Grizzlies aren't deer. "it wasn't the bear's fault" "nonsense" as you term it was his understanding that he was the one ventured way beyond the safe zone for a grizzly encounter and didn't consider the bear to be at fault. Nor did he want the bear to be killed because of the attack. This is a completely different scenario than a bear stalking and attacking him or raiding livestock, etc.
Many of us who live among and encounter potentially deadly predators don't expect them to be completely scared of us. There are boundaries that exist in most human/bear/lion encounters and sometimes humans are the ones who bear the responsibility for crossing those lines. It's usually the predator that pays the penalty by being killed for being in the wrong place at the wrong time. If it's not habitual behavior that will continue to be dangerous to others in the future, there's no reason for that bear to be euthanized.

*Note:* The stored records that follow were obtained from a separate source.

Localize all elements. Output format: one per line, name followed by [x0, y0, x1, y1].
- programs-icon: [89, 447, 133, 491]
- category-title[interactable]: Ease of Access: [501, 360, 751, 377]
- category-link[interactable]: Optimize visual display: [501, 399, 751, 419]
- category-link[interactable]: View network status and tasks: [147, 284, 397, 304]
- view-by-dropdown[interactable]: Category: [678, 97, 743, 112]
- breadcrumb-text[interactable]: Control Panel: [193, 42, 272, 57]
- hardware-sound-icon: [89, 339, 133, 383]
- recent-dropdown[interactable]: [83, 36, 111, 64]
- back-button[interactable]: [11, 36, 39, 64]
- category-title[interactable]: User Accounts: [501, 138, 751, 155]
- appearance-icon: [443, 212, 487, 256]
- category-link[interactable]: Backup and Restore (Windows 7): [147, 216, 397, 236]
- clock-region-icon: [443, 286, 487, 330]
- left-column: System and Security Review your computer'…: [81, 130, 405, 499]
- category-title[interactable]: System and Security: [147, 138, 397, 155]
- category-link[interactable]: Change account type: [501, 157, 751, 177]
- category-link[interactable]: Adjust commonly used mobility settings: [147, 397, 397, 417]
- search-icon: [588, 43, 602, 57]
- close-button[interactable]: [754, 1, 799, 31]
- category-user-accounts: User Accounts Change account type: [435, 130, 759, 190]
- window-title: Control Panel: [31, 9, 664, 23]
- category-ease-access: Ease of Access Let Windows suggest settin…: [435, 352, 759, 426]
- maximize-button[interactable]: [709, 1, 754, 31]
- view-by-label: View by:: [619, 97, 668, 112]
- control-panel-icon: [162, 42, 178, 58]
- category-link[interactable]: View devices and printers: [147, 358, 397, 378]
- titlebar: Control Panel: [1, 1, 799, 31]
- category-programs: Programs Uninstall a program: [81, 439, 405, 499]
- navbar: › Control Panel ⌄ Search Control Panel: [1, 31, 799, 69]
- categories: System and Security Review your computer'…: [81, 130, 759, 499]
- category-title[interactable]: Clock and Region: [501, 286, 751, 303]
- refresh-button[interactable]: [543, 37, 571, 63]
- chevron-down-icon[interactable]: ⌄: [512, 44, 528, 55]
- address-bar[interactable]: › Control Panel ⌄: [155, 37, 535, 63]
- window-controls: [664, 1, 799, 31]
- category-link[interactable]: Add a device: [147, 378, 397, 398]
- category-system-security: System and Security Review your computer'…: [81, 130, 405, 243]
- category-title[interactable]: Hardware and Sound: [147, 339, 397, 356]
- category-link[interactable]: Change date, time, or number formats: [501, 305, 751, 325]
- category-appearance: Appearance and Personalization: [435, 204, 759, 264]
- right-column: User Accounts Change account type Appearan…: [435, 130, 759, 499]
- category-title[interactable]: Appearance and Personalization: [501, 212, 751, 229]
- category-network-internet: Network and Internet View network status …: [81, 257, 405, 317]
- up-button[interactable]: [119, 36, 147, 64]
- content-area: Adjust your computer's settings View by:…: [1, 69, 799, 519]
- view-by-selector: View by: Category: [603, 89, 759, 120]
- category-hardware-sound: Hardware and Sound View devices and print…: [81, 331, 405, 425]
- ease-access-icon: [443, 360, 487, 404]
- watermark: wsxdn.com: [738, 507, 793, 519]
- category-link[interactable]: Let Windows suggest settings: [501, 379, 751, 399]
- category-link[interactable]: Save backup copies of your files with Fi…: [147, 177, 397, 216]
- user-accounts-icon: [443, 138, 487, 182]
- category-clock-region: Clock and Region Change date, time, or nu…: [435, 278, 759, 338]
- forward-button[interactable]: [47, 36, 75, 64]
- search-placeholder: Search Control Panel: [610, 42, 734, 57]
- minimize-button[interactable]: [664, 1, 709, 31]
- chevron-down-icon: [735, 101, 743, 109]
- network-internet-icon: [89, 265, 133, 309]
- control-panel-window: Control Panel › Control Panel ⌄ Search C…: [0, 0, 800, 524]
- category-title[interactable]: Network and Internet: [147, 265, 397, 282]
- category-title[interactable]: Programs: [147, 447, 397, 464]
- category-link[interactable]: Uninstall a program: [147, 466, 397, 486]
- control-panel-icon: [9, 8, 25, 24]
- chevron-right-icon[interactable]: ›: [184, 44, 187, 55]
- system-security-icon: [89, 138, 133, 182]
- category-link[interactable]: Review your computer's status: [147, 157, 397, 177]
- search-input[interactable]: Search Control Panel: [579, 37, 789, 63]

I just don't sympathize with defending the actions of animals. That's quasi-anthropomorphism. Their temperament comes from instinct, not frontal lobe logic.
I've taken 7 back country trips into grizzly country in the past 15 years. I don't hate them. I don't fear them. I don't get any sort of nostalgia for them. I don't defend them when they attack people.
As a side note, perhaps I'm jaded, but I feel zero remorse when an animal that is not endangered is destroyed after a negative run-in with a human. And grizzlies are not endangered no matter how they're listed.
Thanks for sharing the link Nick
Good luck, Robb
Interesting comment about the gag response in large mammals.